I'm with Oliver Kamm:
The emerging problem with Iran is not whether it is actively building nuclear weapons but whether we can take the regime at its word that a civil nuclear programme will not be used for military purposes. The answer to that question dominates all other considerations, because if and when Iran has access to the full fuel cycle, then the technology to fabricate material for nuclear weapons is essentially all there. Because the regime is deceitful, supports terrorism and anticipates the extinction of a member state of the UN, that prospect is ominous. This is why united diplomatic pressure on Iran needs to be exercised now, before only military options remain. ElBaradei will make that task more difficult if he insists on interpreting his role as that of political leader rather than civil servant.

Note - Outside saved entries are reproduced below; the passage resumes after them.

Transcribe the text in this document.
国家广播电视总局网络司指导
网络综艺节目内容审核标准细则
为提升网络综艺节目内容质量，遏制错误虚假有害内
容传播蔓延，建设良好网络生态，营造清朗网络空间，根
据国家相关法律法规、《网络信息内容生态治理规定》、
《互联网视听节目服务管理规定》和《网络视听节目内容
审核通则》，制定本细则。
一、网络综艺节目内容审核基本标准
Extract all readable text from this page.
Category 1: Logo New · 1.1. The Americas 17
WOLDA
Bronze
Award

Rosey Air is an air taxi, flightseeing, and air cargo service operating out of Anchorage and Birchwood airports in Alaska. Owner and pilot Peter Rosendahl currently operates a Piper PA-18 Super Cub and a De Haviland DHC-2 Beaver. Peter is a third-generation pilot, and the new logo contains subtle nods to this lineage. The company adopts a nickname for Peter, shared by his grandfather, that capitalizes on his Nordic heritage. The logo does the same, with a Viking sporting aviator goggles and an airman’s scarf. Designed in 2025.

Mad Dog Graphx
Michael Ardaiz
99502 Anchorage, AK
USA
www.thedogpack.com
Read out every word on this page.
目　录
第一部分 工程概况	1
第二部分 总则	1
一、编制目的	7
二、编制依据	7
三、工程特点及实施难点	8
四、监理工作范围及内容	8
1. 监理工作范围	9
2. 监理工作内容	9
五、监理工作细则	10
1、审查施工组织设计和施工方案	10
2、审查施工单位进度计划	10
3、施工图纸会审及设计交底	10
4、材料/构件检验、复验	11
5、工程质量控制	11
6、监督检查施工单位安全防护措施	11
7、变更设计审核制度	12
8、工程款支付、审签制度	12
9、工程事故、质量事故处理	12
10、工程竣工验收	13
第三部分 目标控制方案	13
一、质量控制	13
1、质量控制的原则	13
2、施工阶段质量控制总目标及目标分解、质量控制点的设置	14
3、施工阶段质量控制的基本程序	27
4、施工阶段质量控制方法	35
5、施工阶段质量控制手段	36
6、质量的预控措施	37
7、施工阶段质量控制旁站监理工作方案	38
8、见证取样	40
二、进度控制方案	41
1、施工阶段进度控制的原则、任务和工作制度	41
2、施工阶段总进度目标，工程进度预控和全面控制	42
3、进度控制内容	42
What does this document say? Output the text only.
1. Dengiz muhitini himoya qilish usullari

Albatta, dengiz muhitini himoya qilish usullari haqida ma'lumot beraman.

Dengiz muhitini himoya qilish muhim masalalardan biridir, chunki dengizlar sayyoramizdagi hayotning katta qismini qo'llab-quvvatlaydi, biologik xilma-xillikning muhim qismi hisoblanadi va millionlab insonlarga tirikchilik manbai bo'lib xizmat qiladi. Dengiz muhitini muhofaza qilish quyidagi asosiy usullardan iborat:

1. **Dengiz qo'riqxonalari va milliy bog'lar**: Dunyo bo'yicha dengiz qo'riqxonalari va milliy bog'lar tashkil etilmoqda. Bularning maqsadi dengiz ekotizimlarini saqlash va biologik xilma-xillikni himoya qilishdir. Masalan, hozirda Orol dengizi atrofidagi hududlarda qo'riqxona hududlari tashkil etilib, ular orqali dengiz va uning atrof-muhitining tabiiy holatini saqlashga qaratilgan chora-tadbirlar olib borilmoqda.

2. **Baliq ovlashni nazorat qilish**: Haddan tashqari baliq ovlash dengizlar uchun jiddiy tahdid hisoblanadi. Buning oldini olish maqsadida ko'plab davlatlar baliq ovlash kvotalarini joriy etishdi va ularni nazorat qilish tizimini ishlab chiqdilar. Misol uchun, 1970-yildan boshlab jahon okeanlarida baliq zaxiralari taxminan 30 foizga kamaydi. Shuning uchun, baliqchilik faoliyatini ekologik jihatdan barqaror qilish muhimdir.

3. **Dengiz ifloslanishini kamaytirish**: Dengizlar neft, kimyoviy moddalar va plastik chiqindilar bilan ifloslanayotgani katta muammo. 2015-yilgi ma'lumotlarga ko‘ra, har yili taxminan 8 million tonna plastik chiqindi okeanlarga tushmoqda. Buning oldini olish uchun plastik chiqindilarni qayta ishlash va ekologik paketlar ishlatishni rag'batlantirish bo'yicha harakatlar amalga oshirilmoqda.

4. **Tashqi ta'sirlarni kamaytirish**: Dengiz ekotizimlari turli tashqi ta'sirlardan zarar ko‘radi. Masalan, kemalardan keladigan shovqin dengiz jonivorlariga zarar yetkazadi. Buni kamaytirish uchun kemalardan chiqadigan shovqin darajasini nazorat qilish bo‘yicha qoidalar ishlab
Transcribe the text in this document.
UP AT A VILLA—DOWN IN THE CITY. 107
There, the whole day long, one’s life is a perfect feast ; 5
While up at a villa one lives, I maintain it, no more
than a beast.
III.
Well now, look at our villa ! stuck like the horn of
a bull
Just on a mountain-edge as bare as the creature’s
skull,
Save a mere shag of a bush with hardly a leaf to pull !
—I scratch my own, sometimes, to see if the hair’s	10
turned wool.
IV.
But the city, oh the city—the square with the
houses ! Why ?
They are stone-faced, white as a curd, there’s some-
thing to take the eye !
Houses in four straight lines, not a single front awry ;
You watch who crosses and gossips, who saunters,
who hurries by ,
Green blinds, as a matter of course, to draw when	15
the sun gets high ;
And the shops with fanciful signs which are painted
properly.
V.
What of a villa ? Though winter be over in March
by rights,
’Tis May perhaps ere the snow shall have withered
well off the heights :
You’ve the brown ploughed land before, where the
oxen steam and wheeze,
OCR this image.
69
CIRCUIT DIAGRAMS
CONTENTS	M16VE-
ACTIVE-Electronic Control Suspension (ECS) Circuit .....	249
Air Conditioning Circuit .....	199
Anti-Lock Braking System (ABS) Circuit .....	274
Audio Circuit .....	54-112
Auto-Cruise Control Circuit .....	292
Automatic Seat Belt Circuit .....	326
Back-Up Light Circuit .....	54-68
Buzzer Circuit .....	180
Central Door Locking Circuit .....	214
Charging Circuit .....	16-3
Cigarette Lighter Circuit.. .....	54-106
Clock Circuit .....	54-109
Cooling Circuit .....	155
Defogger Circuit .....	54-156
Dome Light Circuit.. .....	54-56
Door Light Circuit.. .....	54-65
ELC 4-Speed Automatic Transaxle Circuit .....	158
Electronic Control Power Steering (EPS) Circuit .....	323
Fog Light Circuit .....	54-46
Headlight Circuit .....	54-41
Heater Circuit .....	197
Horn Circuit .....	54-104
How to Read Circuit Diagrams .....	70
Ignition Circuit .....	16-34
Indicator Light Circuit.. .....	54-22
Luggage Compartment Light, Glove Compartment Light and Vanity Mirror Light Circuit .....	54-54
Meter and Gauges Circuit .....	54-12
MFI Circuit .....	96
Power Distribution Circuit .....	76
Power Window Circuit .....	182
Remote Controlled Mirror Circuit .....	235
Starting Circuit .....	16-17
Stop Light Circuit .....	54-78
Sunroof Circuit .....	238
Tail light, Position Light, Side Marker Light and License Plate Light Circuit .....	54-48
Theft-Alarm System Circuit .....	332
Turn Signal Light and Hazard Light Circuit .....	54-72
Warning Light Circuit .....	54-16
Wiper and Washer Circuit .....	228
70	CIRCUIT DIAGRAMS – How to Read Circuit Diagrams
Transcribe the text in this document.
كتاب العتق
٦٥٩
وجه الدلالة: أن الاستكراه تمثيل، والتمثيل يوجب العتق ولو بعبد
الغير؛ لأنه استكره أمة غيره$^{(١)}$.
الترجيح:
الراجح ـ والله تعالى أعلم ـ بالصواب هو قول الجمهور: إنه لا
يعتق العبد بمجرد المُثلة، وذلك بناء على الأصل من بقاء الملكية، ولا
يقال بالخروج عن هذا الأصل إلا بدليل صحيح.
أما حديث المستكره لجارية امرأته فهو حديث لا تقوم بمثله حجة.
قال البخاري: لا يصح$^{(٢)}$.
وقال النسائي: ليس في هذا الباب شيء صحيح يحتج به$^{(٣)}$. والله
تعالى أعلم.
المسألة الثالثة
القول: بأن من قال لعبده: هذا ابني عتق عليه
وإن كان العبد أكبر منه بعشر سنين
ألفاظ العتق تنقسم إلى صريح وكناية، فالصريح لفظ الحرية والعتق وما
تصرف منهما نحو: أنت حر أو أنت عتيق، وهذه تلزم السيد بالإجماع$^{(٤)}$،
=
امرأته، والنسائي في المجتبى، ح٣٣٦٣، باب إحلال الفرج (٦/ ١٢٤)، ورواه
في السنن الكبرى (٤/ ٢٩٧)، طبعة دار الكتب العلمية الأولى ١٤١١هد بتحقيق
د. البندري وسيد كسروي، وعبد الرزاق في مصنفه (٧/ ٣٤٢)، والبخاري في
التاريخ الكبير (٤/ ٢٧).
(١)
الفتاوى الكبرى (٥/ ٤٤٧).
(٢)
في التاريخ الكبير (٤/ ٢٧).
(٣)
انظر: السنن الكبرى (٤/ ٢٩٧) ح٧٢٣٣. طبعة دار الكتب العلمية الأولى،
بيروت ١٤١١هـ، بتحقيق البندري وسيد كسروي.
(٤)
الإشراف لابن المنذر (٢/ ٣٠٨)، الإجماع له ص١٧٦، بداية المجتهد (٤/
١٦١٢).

Just because Cheney is worried about something, that doesn't mean there's nothing to be worried about. The trouble, of course, is that Bush and Cheney have so polarized American and world opinion, and so lost any measure of public trust (for good reason), that the kind of strategy needed to prevent Iran going nuclear without the resort to military force has become less and less feasible. Which, one suspects, is exactly how Cheney likes it. At the very minimum, we have to insist on a full Congressional debate and mandatory Congressional authorization for any last-resort military action. At a maximum, I think we need to wait for a new president to make these decisions free from the polarizing toxins unleashed by the Decider.